Here's the story. I fly American Airlines pretty much exclusively, and Gogo service debuted on their widebody coast-to-coast flights three years ago. I know, because I checked my account history with them, and my first use was in 2009. It's gradually expanded to more routes and more plane types, so that this flight, Fort Lauderdale to LA on a 737, is WiFi equipped too. Despite all my hours in the air, I've only used Gogo 5 times, including this one, because every single time I've tried to buy their service, their billing system and my credit cards have fought a battle, ending basically with me getting the message, "computer says no."
OK, so I clicked the live chat. Here is the transcript of today's session:
Donald Ham: That is no longer my question. Who at Gogo has the power to respond to an upset customer, one who is about to use the power of social media to share his bad experience with thousands of people? Give me a contact e-mail or phone number.
Sarah: You can contact Steve Vair at svair@gogoair.com.
Donald Ham: Thank you. I will do that. I appreciate your time, and will now close the session.
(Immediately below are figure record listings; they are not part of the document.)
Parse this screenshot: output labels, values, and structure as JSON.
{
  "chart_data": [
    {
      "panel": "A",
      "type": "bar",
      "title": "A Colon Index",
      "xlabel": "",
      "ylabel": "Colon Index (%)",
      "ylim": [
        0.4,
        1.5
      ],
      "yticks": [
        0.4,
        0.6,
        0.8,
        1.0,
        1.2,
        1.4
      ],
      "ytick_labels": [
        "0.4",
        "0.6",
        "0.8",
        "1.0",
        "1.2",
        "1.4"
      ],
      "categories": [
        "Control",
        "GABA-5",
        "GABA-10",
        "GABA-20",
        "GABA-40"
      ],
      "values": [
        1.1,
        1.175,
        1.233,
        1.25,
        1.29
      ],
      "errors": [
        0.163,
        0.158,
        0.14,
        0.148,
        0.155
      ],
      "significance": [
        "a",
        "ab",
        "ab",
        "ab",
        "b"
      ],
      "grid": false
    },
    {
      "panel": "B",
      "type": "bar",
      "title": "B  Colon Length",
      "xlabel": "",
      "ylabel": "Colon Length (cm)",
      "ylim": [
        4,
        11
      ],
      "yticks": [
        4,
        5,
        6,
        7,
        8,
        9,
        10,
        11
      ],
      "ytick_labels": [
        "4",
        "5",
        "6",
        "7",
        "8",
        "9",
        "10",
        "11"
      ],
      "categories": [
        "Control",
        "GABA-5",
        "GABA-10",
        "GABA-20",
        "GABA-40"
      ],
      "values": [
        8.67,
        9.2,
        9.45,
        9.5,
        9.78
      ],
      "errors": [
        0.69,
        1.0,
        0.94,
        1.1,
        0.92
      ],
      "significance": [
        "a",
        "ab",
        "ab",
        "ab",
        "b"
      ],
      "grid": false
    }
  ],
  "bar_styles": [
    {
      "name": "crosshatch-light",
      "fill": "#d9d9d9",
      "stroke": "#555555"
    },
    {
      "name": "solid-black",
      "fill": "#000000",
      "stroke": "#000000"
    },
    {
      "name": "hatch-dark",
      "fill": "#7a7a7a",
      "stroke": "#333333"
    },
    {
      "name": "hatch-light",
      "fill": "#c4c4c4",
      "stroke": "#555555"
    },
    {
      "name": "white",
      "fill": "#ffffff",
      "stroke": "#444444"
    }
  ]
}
Sarah: Thank you for choosing Gogo. Fly classy.
Sarah has disconnected.
At this point, Infrics.com themes have just merged. The initial effort was to use a tech advancement (inflight WiFi) to show the brave new tech world of stateless computing. But the "era of you" part of the future stepped right in and hijacked the dialogue. Gogo, for all the magic bringing the ability to go on Facebook while high in the air, does customer service like a company in 1999. "LOOK! We have live online chat!" At the point "Sarah" entered that gratuitous "fly classy" remark, she cost her company a fortune in lost good will and future business.
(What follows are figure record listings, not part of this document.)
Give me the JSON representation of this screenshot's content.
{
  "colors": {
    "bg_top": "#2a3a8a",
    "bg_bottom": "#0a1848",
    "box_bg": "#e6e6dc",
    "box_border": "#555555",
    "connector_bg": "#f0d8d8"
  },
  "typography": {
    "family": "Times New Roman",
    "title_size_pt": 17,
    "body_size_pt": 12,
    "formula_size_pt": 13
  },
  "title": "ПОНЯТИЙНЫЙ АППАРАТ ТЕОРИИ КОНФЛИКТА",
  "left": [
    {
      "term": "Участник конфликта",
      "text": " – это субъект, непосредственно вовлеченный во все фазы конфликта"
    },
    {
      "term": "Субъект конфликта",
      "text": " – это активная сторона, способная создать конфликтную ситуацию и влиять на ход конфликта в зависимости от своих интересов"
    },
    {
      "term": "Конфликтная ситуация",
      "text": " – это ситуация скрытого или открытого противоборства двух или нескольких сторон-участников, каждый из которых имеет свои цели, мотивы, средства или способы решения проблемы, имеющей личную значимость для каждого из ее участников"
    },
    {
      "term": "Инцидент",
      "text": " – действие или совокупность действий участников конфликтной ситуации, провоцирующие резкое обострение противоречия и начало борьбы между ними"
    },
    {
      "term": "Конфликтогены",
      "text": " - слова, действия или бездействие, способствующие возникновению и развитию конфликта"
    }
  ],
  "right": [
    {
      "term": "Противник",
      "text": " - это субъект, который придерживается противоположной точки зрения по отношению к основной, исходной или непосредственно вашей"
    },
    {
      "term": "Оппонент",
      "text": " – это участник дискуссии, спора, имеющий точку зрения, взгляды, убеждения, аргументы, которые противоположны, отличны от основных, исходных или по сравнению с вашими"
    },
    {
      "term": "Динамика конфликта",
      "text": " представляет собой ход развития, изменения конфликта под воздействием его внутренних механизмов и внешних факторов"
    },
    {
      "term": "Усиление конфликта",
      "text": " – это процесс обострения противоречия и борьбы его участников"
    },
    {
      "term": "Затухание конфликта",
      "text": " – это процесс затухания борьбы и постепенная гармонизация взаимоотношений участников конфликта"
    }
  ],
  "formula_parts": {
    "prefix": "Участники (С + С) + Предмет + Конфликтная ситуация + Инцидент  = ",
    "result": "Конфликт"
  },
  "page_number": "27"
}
By thinking they will save money with level one customer support, and make unhappy customers go away by offering boilerplate responses, Gogo and many others fail to understand the growing expectations of consumers to be treated individually, and their (exponentially) growing power to share their experiences with the world. My conversation with Gogo is "United Breaks Guitars" writ small, but it reflects the same head-in-the sand business attitude. Remember, the youTube video about United's bad customer service has been viewed nearly 12 million times, and is estimated to have cost the airline one billion dollars in lost revenue and goodwill.
Like United, Gogo is far from alone. Soon I will write about my customer experience with Samsung could have gone wrong, but that had a better outcome. And I will share with you what svair@gogoair.com has to say. Here are the bullet points, takeaways from the collision of emerging tech social abilities with legacy service attitudes and marketing:
- Social business behavior needs to extend down to your lowest point of contact with your customers, or it's mostly worthless.
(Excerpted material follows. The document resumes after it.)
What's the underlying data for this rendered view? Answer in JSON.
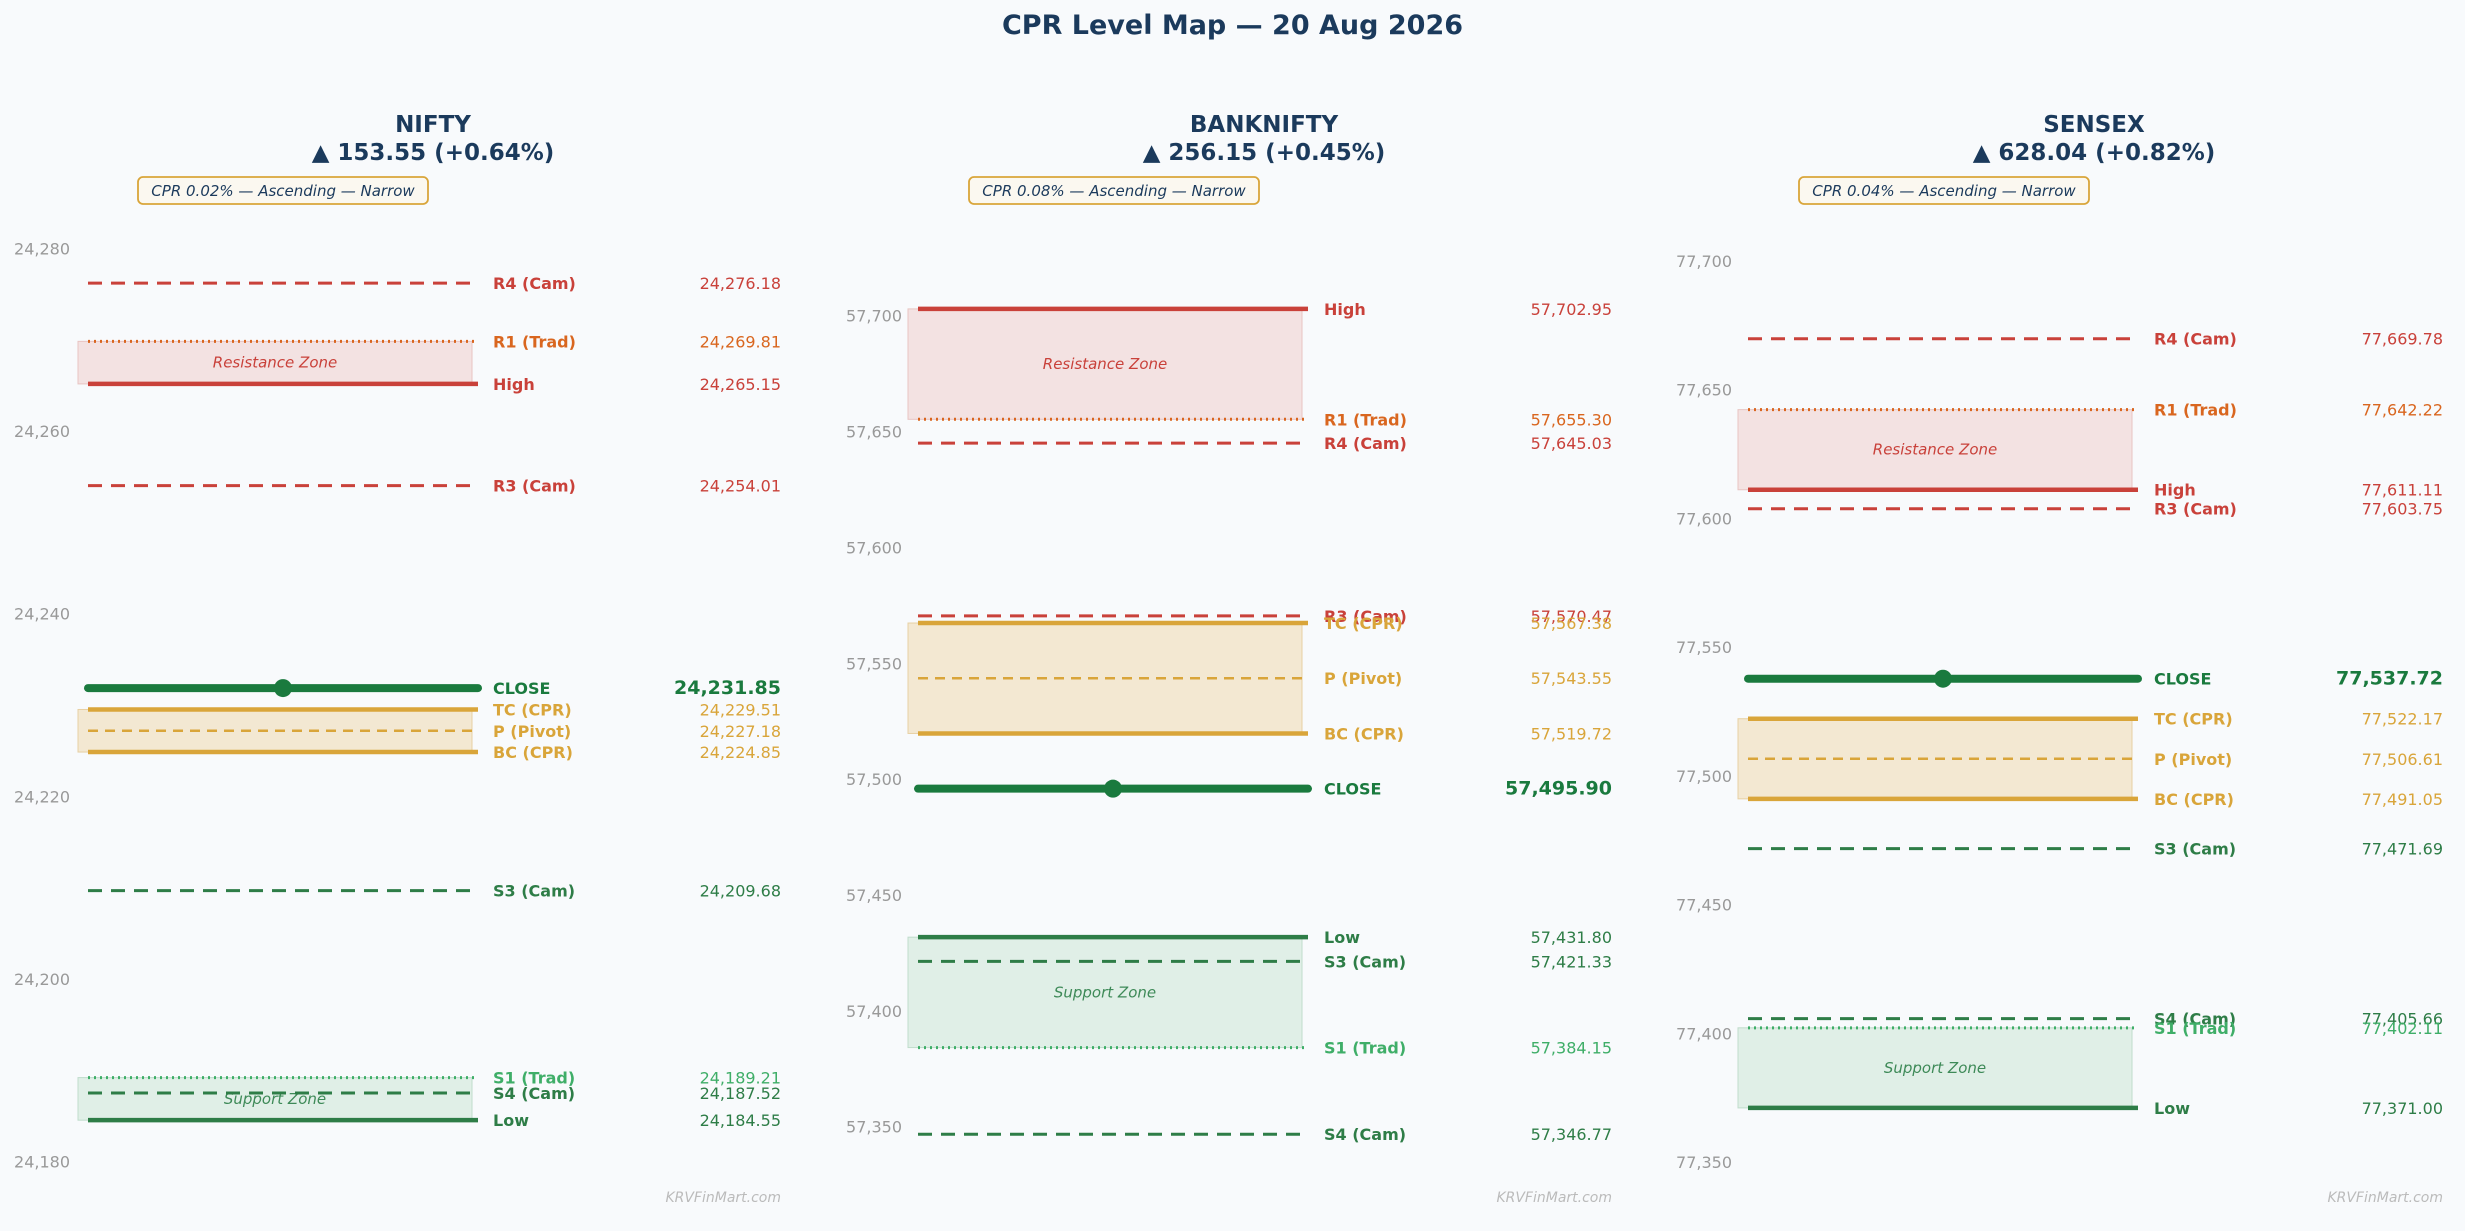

- A new "digital divide" is appearing, in which one class of tech-savvy customers knows how to create impact on your company through their social networks, and another is stuck with IVRs (Interactive Voice Response, the dreaded "listen carefully as options have changed" systems.)
- CRM (customer relationship management) must be pervasive, accurate, highly granular, and central to your dealings with customers. You have the power to know them as individuals, treat them as valued assets, and put them to work as your greatest marketing agents. If you fail, they can easily become your biggest enemy.
- Customer service is a field just begging for the implementation of AI (artificial intelligence) to replace level one support with a computer interface that is heuristic, has access to every customer interaction, and escalates quickly to the right live human. The day is coming--trust me on this--when you will far prefer a great experience talking with a computer intelligence to one with an entry level person with no power beyond looking up canned answers in a book.
- I still believe it's totally cool how pervasive internet access is already. But when it comes to airplane service, I sure hope Gogo learns to treat customers better. Or that they're put out of business by someone who does.